Patient liability is the focus
Patient access leaders at Virginia Mason Medical Center in Seattle still are working with the hospital’s arrival teams on knowing how much to collect for a co-pay or deposit.
"We are not able to communicate the patient’s total liability, and this is something they are requesting from us today," says Kristi Hoagland, manager of admitting.
The department is upgrading its patient estimator to include liability. "This will allow us to communicate total out-of-pocket expense prior to arrival," says Hoagland.
Carlisle gives these tips to use when shopping for a price estimate tool:
• Be sure the tool is "visibly pleasing to the eye, because some¬times data can get so overwhelming and hard to follow," she says.
• When implementing a solution, pricing updates and technical upgrades need to be carefully synched and thoroughly tested in a dedicated test environment before they go live.
• Continuously evalu¬ate the solution to make sure it is being used to the fullest extent possible.

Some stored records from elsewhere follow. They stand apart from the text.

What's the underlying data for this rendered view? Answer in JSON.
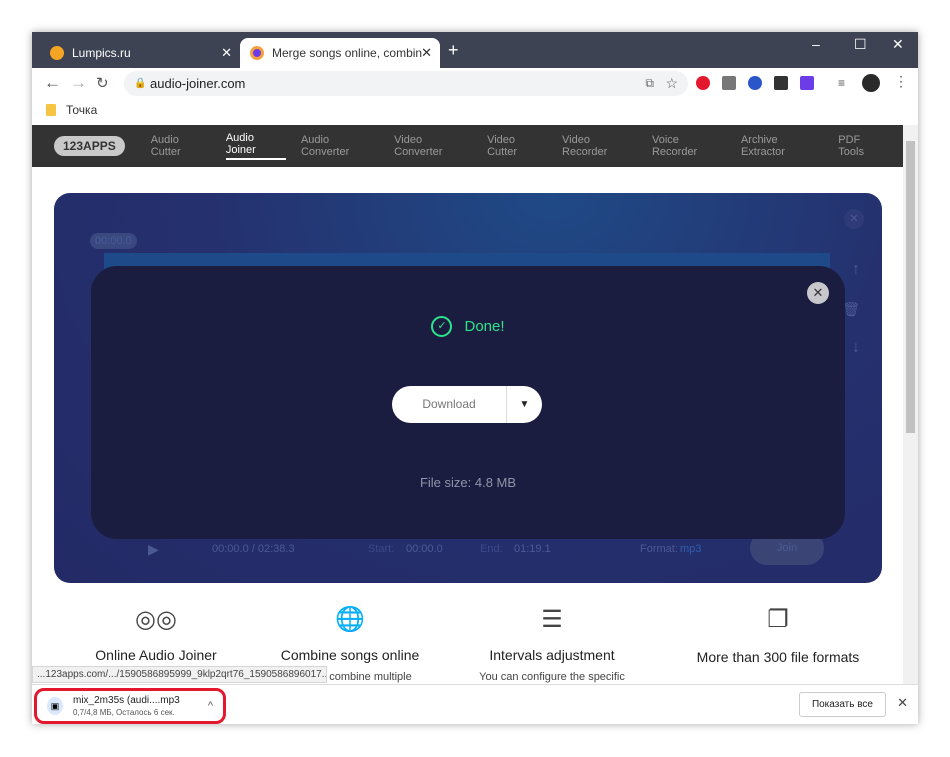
{
  "tabs": [
    {
      "title": "Lumpics.ru",
      "favicon_color": "#f4a523"
    },
    {
      "title": "Merge songs online, combine mp",
      "favicon_color": "#6a3de8",
      "active": true
    }
  ],
  "url": "audio-joiner.com",
  "bookmarks": [
    {
      "label": "Точка"
    }
  ],
  "site": {
    "logo": "123APPS",
    "nav": [
      "Audio Cutter",
      "Audio Joiner",
      "Audio Converter",
      "Video Converter",
      "Video Cutter",
      "Video Recorder",
      "Voice Recorder",
      "Archive Extractor",
      "PDF Tools"
    ],
    "active": "Audio Joiner"
  },
  "player": {
    "time_marker": "00:00.0",
    "time": "00:00.0 / 02:38.3",
    "start_label": "Start:",
    "start": "00:00.0",
    "end_label": "End:",
    "end": "01:19.1",
    "format_label": "Format:",
    "format": "mp3",
    "join": "Join"
  },
  "modal": {
    "status": "Done!",
    "download": "Download",
    "file_size": "File size: 4.8 MB",
    "accent": "#2de38c"
  },
  "features": [
    {
      "icon": "vinyl-records",
      "title": "Online Audio Joiner"
    },
    {
      "icon": "globe",
      "title": "Combine songs online",
      "desc": "…o can combine multiple"
    },
    {
      "icon": "sliders",
      "title": "Intervals adjustment",
      "desc": "You can configure the specific"
    },
    {
      "icon": "files",
      "title": "More than 300 file formats"
    }
  ],
  "status_url": "...123apps.com/.../1590586895999_9klp2qrt76_1590586896017...",
  "download": {
    "name": "mix_2m35s (audi....mp3",
    "progress": "0,7/4,8 МБ, Осталось 6 сек.",
    "show_all": "Показать все"
  }
}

"You need to continuously monitor enhancements to the solution and new ways that you can maximize benefits from its use," says Carlisle.
As patients become more accustomed to requesting information about out-of-pocket responsibility in advance of services being rendered, hospitals are likely to become increasingly dependent on the ability to provide pricing insight, says Carlisle.

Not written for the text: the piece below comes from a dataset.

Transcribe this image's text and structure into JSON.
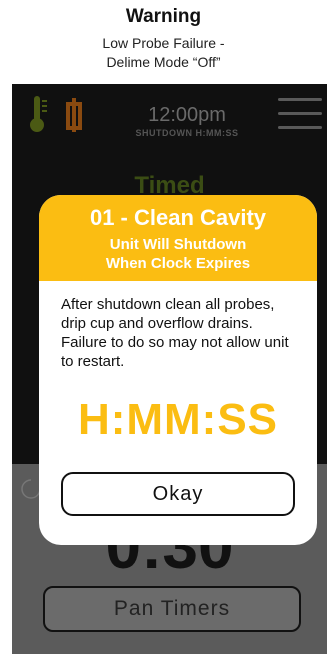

"We need to give accurate estimates to our patients coming in, so that as consumers, they can make educated choices about the healthcare they want to have," she says. "You need automation to do that successfully." (See related story, below, on how an automated eligibility tool resulted in increased collections.)
- Pam Carlisle, CHAM, Senior Director, Patient Access Services, Ohio Health, Columbus. Phone: (614) 544-6099. Email: firstname.lastname@example.org.
- Kristi Hoagland, Manager, Revenue Stream/Admitting, Virginia Mason Medical Center, Seattle. Email: Kristi.Hoagland@vmmc.org.
- Terri Miles, Manager, Patient Access, Wheaton Franciscan Healthcare, Glendale, WI. Phone: (414) 447-2610. Fax: (414) 447-2768. Email: Terri.Miles@wfhc.org.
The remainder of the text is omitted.